En Latinoamérica lo que se llegó a denominar como grito por la democracia a finales de los años 80 del
siglo XX, y el cambio hacia una recuperación de derechos fundamentales, dieron la posibilidad para la
restauración constitucional y la reivindicación del Estado de Derecho. Este proceso, como lo indicamos
antes, se vio complementado con el impulso de movimientos y protestas sociales, muchos en contra del
neoliberalismo ya activo desde las dictaduras y que buscaron nacionalizar los beneficios democráticos
de sectores estratégicos de la economía, como en el caso boliviano de la guerra del gas y del agua en
contra de transnacionales explotadoras de dichos recursos. Movimientos indígenas confederados como
CONAIE en Ecuador se lanzan en contra de gobiernos afines al capitalismo salvaje de la época y a
aquellos tratados de libre comercio con beneficios parcializados a países industrializados. Es una época
de movilizaciones que dan lugar a proyectos como los del socialismo del siglo XXI desde el liderazgo
de Hugo Chaves en Venezuela. Todas las crisis tuvieron unas manifestaciones en los paros cívicos y
bloqueos de multitudes (Ibarra, 2004).
pág. 11713
Todos estos procesos que significan una gran incidencia democrática de base, van a suscitar reacciones
desde sectores de clases poderosas que apoyadas en el capital internacional y de base en países de
economías muy fuertes, regeneran una derecha internacional que cobra fuerza luego de los eventos del
2001 cuando son derribadas las torres gemelas en Nueva York. Desde allí cualquier contradictor es
tachado de terrorista y colocado en una lista de terrorista y de gobiernos protectores del terrorismo.

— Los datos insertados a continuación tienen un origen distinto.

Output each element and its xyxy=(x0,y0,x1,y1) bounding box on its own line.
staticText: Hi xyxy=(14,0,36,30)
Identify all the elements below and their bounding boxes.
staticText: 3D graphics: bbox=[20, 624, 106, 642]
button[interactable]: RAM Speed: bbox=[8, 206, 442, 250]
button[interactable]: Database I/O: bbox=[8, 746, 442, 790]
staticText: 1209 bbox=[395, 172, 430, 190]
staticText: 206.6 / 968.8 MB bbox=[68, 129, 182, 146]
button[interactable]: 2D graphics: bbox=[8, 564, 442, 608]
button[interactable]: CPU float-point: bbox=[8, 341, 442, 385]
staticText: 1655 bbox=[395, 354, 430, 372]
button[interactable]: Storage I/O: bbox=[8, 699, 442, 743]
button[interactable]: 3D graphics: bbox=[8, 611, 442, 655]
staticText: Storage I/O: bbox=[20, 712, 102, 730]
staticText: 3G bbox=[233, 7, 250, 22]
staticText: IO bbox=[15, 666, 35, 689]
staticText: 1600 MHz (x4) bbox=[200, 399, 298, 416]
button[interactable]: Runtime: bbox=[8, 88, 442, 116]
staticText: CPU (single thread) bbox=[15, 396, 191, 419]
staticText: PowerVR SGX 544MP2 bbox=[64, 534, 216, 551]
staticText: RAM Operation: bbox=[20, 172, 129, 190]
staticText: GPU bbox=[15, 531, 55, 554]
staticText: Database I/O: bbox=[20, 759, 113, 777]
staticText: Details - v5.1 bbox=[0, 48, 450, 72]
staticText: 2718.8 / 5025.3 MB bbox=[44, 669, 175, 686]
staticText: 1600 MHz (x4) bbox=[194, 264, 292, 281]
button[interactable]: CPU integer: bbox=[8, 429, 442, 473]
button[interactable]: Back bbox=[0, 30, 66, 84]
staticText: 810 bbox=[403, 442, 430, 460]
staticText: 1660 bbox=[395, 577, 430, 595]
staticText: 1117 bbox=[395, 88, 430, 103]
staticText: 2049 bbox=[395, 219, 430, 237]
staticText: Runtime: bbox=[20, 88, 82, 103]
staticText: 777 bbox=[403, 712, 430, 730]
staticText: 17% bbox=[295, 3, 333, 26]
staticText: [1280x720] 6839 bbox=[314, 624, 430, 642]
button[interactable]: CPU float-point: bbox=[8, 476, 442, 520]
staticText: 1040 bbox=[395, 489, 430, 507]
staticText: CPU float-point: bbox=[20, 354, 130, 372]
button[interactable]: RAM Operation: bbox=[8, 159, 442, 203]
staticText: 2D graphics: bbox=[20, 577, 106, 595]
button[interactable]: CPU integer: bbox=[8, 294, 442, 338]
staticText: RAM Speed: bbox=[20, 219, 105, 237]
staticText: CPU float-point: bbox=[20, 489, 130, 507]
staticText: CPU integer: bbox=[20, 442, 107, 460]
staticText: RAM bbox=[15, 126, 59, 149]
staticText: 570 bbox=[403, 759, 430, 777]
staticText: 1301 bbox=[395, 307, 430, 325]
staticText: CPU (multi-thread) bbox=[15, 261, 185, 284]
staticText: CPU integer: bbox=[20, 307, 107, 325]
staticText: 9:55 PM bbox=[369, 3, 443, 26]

Hablamos aquí de muchos de los procesos en los que la tensión entre democracia y totalitarismos se
marcan dentro de la lucha política y que generan conflicto y guerra. Hoy se amplía dicha tensión en
donde el interés capitalista o de la economía de mercado, se ve en contra del progresismo que representa
una línea más democrática y de control económico por los estados.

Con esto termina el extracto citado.